The government has tried to plug the loopholes that enabled companies such as Vodafone and Cairn to go for international arbitration over tax disputes. As such, it came out with model Bilateral Investment Treaty (BIT), 2015, reports The Business Standard.
BIT, the model draft of which was cleared by the Union Cabinet in December 2015, keeps taxation out of its ambit, with the idea that foreign companies finding themselves in a tax row with the government will not be able to invoke the investment treaty their parent countries signed with India, as is the case with the Bilateral Investment Protection and Promotion Agreements (BIPPA).
Besides, under BIT, countries can only seek the option of international arbitration when all domestic legal routes have been exhausted.
It is these provisions which are discouraging countries or regions to ink BITs with India. The latest being the European Union (EU). India has done away with older BITs for over 50 countries, including those in the EU, and has asked these countries to sign the new ones based on the new model. The previous BITs with these countries expired on April one.
The EU believes that foreign investments into India will reduce if the country does not extend the older BIT.
However, for the comfort of foreign investors, the model BIT does state that dispute-resolution tribunals, including foreign ones, can re-examine a legal issue settled by Indian judicial bodies.
But since it does not include tax dispute, that means that Vodfone and Cairn could not have gone to international arbitration had these issues come to the fore now and BIT was signed by India and UK or say the Netherlands.
BIT also states that India or any other country cannot nationalise or expropriate any asset of a foreign company unless the law is followed, is for the public purpose and fair compensation paid. Public purpose is not defined in any treaty India has signed with other nations.
However, dispute-resolution tribunals can question ‘public purpose’ and re-examine a legal issue settled by Indian judicial bodies.
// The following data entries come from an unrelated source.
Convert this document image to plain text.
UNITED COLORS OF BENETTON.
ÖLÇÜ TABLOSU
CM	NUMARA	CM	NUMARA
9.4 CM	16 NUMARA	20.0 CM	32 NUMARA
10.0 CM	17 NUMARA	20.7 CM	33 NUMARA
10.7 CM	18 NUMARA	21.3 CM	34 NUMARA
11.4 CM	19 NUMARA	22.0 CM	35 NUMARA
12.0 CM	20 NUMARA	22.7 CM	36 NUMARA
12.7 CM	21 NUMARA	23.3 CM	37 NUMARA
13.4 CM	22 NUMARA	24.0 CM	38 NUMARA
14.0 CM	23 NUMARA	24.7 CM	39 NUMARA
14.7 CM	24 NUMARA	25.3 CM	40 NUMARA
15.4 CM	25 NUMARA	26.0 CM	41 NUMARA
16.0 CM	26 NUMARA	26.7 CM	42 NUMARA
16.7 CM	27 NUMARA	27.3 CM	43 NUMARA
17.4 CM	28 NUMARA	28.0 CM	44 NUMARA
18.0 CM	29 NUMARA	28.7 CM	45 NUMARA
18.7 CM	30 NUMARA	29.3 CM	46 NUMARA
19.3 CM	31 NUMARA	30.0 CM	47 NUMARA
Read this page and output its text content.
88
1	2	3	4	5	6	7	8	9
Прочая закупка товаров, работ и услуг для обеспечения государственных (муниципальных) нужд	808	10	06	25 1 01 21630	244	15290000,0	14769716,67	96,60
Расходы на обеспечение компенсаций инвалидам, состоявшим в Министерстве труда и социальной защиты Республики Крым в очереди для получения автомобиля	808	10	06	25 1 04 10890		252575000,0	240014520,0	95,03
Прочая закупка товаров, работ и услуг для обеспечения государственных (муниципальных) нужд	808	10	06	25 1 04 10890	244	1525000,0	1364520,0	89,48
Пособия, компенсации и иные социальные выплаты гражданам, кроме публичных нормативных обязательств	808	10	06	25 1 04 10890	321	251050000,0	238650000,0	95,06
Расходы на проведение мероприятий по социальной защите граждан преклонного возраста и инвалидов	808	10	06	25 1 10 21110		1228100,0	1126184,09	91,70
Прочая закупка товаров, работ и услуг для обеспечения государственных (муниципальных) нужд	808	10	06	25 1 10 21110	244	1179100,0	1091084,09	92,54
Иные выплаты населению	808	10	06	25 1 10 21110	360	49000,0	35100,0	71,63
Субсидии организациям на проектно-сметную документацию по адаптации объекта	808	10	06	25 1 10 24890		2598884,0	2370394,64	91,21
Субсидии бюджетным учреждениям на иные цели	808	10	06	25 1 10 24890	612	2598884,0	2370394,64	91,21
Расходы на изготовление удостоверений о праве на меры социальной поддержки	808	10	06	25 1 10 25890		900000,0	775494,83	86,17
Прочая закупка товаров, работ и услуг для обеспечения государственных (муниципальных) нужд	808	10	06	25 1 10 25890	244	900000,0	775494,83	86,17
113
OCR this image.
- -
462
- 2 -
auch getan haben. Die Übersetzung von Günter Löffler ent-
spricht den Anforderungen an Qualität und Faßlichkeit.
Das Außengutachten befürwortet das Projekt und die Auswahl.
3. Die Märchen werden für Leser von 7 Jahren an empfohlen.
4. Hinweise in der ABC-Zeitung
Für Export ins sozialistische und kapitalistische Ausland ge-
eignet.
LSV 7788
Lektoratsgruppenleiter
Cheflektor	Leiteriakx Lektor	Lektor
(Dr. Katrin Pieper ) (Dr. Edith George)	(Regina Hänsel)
BIT is expected to eventually replace the existing BIPPAs that India has signed with 72 nations. India will also sign BITs with countries it has had no comprehensive investment agreements with before, including the US.
In July last year, the Cabinet gave its approval for signing of BIT with Cambodia. The other BITs, however, will now not be signed any time soon.
So far as the EU is concerned, India plans to replace these BIPPAs with individual countries with a pan-EU treaty as part of its aim to attract and safe guard foreign investment while protecting public interest.
European Commission Vice-President Jyrki Katainen had earlier expressed concern about the lack of any legal protection for investors from EU nations. The letter had termed the move by India ‘unilateral’ and pointed to rising capital costs and legal uncertainty as concerns that will keep away investors.
The EU’s share in India’s total trade has also progressively shrunk in recent years. While Indian exports to the bloc constituted 22.52 per cent of all outbound trade in 2005-06, the figure came down to 16.95 per cent in 2015-16. Imports have witnessed a similar slide over the same period, going down from 17.42 per cent to 11.52 per cent.